Ma ora bisogna affrontare un'altra questione, e cioè: «se il Diritto è Filosofia, come è possibile parlare di una Filosofia del Diritto che sarebbe pertanto una Filosofia della Filosofia?» Per noi la questione è la stessa che si pose tempo fa sulla possibilità di una Filosofia della Storia: allora - e fu merito dell'idealismo - si rispose in modo definitivo che l'esistenza della Filosofia della Storia implicava una distinzione impossibile fra l'una e l'altra, poiché la Storia, in quanto studio di avvenimenti umani, non è che Filosofia, mentre la Filosofia, essendo attività, non può essere che Storia. Ora in questa concezione ci pare che dovesse essere implicita l'impossibilità di una Filosofia del Diritto se una netta distinzione tra Diritto e Storia non può esser fatta neanche sul terreno empirico, e pure nessuno ricavò in quel momento una conseguenza così elementarmente logica, neanche il Croce che dimostrò uno straordinario ardore bellico nei riguardi della Filosofia della Storia, mentre, nei riguardi della Filosofia del Diritto, tacque, non sappiamo se per ragioni filosofiche o per ragioni empiriche e contingenti.
Né d'altro canto riteniamo possibile la Sociologia come scienza generale della Società in quanto una siffatta possibilità dovrebbe basarsi su due pregiudizi che il pensiero contemporaneo ha eliminati: una falsa concezione cioè della Storia per cui in essa non si dovrebbe vedere che una esposizione di avvenimenti umani prescindendo dai rapporti che legano questi avvenimenti, in modo che essi possano essere l'oggetto della Storia, e i rapporti di collegamento quello della Sociologia; una pretesa distinzione fra scienze naturali e fisiche da una parte e scienze storiche e giuridiche dall'altra, in modo che, arbitrariamente concependo la Storia come cronologia ed il Diritto come norma giuridica, si renda necessaria una sintesi delle pretese scienze storiche e giuridiche nella Sociologia considerata come Scienza generale della Società.

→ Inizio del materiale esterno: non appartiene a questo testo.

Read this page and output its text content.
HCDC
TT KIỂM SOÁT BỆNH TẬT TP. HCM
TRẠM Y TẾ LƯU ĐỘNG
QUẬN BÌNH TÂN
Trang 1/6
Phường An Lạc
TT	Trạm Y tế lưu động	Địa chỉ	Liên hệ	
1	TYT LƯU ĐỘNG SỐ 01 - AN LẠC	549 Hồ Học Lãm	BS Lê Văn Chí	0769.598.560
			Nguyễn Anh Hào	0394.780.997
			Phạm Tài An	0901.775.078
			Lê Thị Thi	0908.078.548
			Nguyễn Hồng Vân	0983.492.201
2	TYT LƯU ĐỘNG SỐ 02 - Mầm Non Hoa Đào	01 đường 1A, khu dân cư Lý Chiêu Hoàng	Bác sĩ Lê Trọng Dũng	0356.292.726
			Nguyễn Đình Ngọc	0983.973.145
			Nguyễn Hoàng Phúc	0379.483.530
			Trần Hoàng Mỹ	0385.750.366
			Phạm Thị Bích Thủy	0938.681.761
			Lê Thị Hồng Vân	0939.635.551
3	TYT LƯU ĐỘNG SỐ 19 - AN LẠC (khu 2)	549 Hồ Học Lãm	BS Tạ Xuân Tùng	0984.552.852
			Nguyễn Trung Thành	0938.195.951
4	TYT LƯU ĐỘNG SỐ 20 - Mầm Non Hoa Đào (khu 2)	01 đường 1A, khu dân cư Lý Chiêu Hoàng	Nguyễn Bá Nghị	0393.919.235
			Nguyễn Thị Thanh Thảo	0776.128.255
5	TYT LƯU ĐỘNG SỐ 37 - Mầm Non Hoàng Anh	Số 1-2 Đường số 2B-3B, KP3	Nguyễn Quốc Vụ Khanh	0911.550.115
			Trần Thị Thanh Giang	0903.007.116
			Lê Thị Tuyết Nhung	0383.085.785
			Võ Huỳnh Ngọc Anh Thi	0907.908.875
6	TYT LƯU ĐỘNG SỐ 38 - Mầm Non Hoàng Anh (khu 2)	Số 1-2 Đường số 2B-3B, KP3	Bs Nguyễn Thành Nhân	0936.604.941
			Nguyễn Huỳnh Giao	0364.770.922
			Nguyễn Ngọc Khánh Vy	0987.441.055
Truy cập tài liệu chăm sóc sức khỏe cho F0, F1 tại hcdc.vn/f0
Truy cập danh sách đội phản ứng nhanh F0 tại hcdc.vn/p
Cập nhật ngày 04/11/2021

Che trattasi di pregiudizi è provato in modo chiaro ed evidente dalla impossibilità di separare gli avvenimenti umani della Storia da quella che è l'attività umana del pensiero che quegli avvenimenti collega in rapporti di interdipendenza, per cui il compito della Sociologia viene assorbito completamente dalla Storia, e viceversa la Sociologia non può trovare la sua ragion d'essere in una dottrina generale della Società perché questa dottrina non è concepibile staticamente, ma dinamicamente e cioè storicamente, e quindi la Sociologia è un inutile doppione della Storia non solo nella materia, ma anche nel metodo; risulta inoltre dalla impossibilità di distinguere fra scienze sperimentali e scienze storico-giuridiche in quanto le prime non possono essere scienze se le consideriamo staticamente come corredo di nozioni, ma lo sono in quanto sono attività scientifica che si svolge per gradi, cioè Storia - e viceversa la Storia ed il Diritto non possono prescindere dall'attività scientifica del pensiero umano in quanto quest'ultima, essendo anch'essa umanità, non può a sua volta non ripercuotersi su quelle che sono le altre forme della medesima attività, per cui una Storia ed un Diritto che prescindessero dai risultati dell'attività scientifica non potrebbero essere Storia, né Diritto, appunto perché essi sono in quanto mirano all'universalità del reale, universalità che sarebbe un non senso se alcune forme dell'attività umana venissero trascurate.